16
payb4k
7y

Please use normalization. Don't store more than is intended in one field and use special characters to separate things. It would make future developers job easy.

Comments
  • 1
    Oh my god... 😟
  • 1
    Oh my eyes, the blood is pouring out.

    At least shove json in there if your going to do that kind of satanic crap.
  • 1
    I wish I could say otherwise, but that nothing. I was doing some work on a cash register. Old receipts were stored in the database... In the following manner in a single column

    HP 250€ 449,001€ 449,00Logitech M220€ 14.2€ 28.003.5mm to 6.5mm jack€0.52 €1Wireless adapter€320 €60

    Which was actually a list of
    1 HP 250 @€449,00 subtotal: €449,00
    2 Logitech M220 @€14 sub: €28,00
    2 3.5>6.5mm jack @ €0.5 sub: €1,00
    20 Wireless adapter@€3 sub: €60

    You couldn't even regex the shit out of it. There has to be some kind of validation
    Eg:
    221 is that 1 time €22 or is that 21 times €2, you could only see by the subtotal.

    It was hell.
  • 3
    If that is what I think it is, RIP op. It might be easier to start from scratch 😀
  • 0
    Nothing wrong with that. Its a row containing a array/list. If you know the amount of items in such a list, its easy to create a column for each item. However, if you don't know - for example, number of items in a receipt, its better to do like in OP's post.
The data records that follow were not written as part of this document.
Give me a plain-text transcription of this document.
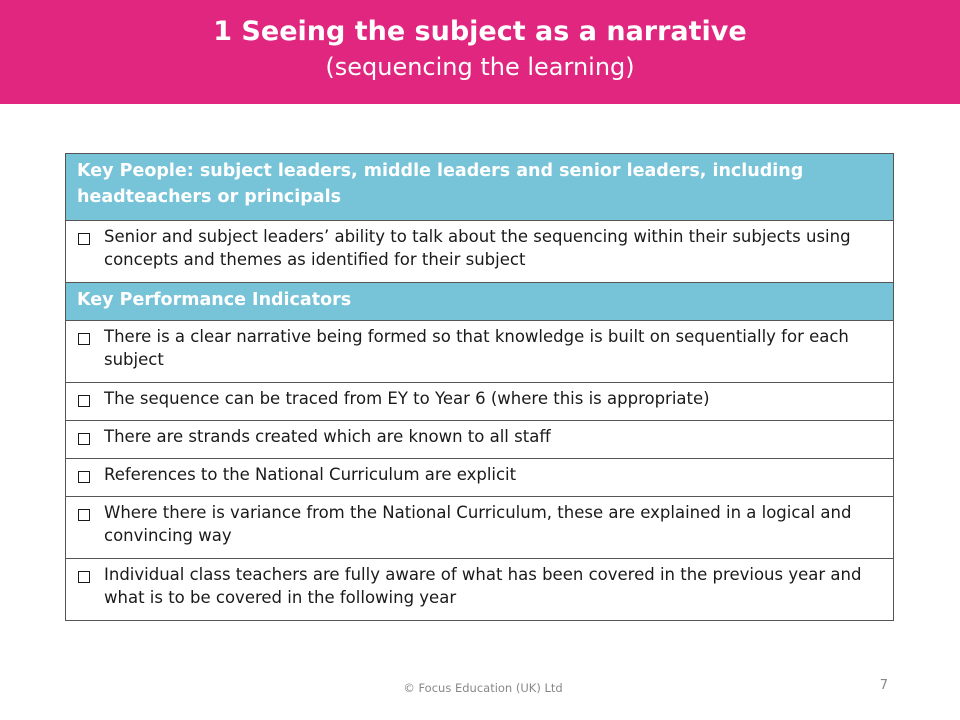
1 Seeing the subject as a narrative
(sequencing the learning)
Key People: subject leaders, middle leaders and senior leaders, including headteachers or principals
Senior and subject leaders’ ability to talk about the sequencing within their subjects using concepts and themes as identified for their subject
Key Performance Indicators
There is a clear narrative being formed so that knowledge is built on sequentially for each subject
The sequence can be traced from EY to Year 6 (where this is appropriate)
There are strands created which are known to all staff
References to the National Curriculum are explicit
Where there is variance from the National Curriculum, these are explained in a logical and convincing way
Individual class teachers are fully aware of what has been covered in the previous year and what is to be covered in the following year
© Focus Education (UK) Ltd	7
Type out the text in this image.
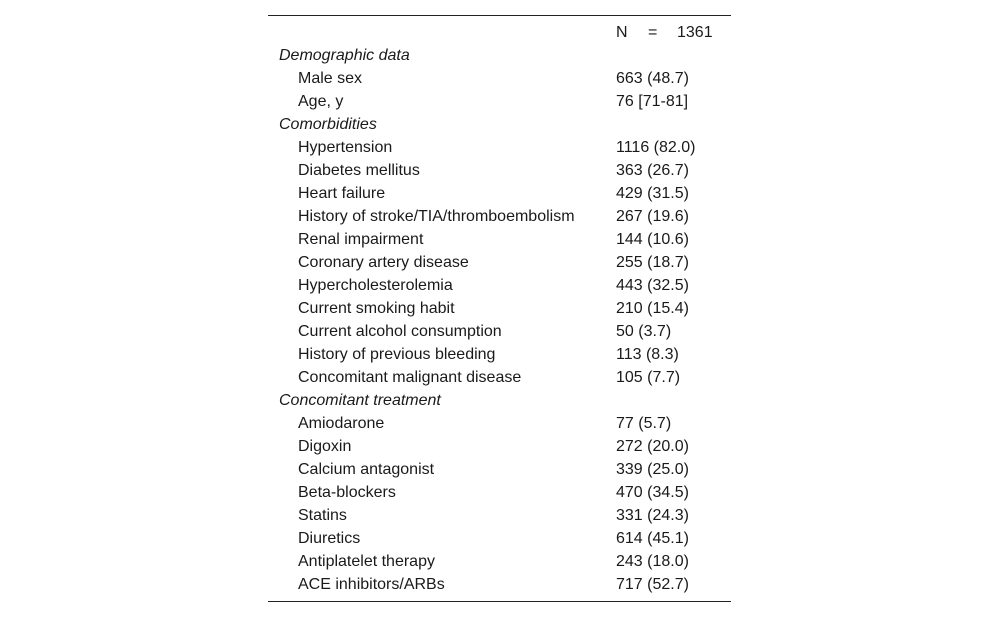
N = 1361
Demographic data
Male sex	663 (48.7)
Age, y	76 [71-81]
Comorbidities
Hypertension	1116 (82.0)
Diabetes mellitus	363 (26.7)
Heart failure	429 (31.5)
History of stroke/TIA/thromboembolism	267 (19.6)
Renal impairment	144 (10.6)
Coronary artery disease	255 (18.7)
Hypercholesterolemia	443 (32.5)
Current smoking habit	210 (15.4)
Current alcohol consumption	50 (3.7)
History of previous bleeding	113 (8.3)
Concomitant malignant disease	105 (7.7)
Concomitant treatment
Amiodarone	77 (5.7)
Digoxin	272 (20.0)
Calcium antagonist	339 (25.0)
Beta-blockers	470 (34.5)
Statins	331 (24.3)
Diuretics	614 (45.1)
Antiplatelet therapy	243 (18.0)
ACE inhibitors/ARBs	717 (52.7)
    However, for receipts its better to use like:
    Item_amounts = "2,1,2"
    item_names = "bread,butter,salami"
    item_prices = "2,1.5,2.5"

    Which would be equvalient of:
    2 pcs of Bread for 2$ each = 4$
    1 pcs of Butter for 1.5$ each = 1.5$
    2 pcs of Salami for 2.5$ each = 5$

    Total: 10.5$

    Its however important to use a sensible delimiter AND filter input from any occurences of delimiter.
  • 1
    @sebastian yes, that's what I'm trying to say, there was no delimiter.only thing you could hope was that the subtotal had 2 decimals, and if not that the next item didn't start with a number.

    Needless to say, there is json in that column now
  • 0
    @sebastian Yeah, I've had to do something similar to the picture. My system tracks certain events which might contain an arbitrary amount of subevents. Most concise way is to store like OP, or use "field_name" and "field_value" along with some sort of unique identifier. Not very readable in database though.